SCOTUS: Plain language of sentence enhancement statute means what it says
Lora v. United States, USSC No. 22-49, 2023 WL 4034313 (June 16, 2023), vacating and remanding United States v. Lora, unreported summary order (2d Cir. Feb. 15, 2022); Scotusblog page (including links to briefs and commentary)
Resolving a circuit split, a unanimous Supreme Court engages in a plain-language reading of a statute requiring a judge to impose a consecutive sentence for certain crimes and holds the statute does indeed mean what it says, and no more.
SCOTUS: Penalty enhancement statute must be interpreted to apply narrowly
Dubin v. United States, USSC No. 22-10, 2023 WL 3872518 (June 8, 2023), vacating and remanding United States v. Dubin, 27 F.4th 1021 (5th Cir. 2022); Scotusblog page (including links to briefs and commentary)

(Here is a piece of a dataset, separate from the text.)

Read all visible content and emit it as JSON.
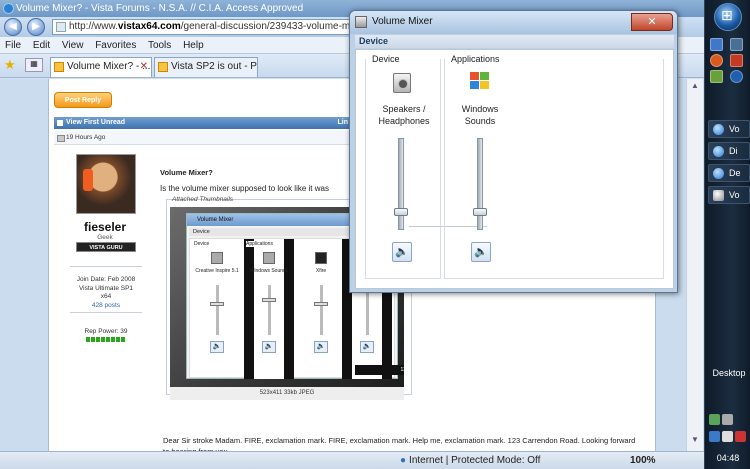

Faced with competing interpretations of a penalty enhancement statute, the Supreme Court adopts the narrower interpretation based on both a careful reading of the language and context of the statute and its “tradition[] of “exercis[ing] restraint in assessing the reach of a federal criminal statute.” (Slip op. 17).
Essential reading: Dallet’s concurrence in the Marsy’s law case
Wisconsin Justice Initiative, Inc. v. Wisconsin Elections Commission, 2023 WI 38, 5/16/23, on certification from the court of appeals; case activity (including briefs)
In a 6-1 opinion, SCOW held that the ballot question for Marsy’s law complied with Wis. Const. art. XII §1. That’s the old news. The new and BIG news is Justice Dallet’s concurrence. It is essential reading for lawyers arguing constitutional or statutory construction issues to SCOW. She, Karofsky, and A.W. Bradley say that they are not bound by “methodologies” for interpreting constitutions and statutes–specifically “originalism” or strict adherence to the “plain language”–that SCOW has used in some past cases. If Justice-elect Protasiewicz agrees, we may soon see some defense-friendly constructions of our constitution and statutes.
COA: license suspension for 25 over in a 55 applies where 55 is posted
State v. Tisha Lee Love, 2022AP1422, 12/30/22, District 4 (one-judge decision; ineligible for publication); case activity (including briefs)
Love appeals a jury verdict rendered against her for driving 87 miles per hour in a 55 zone.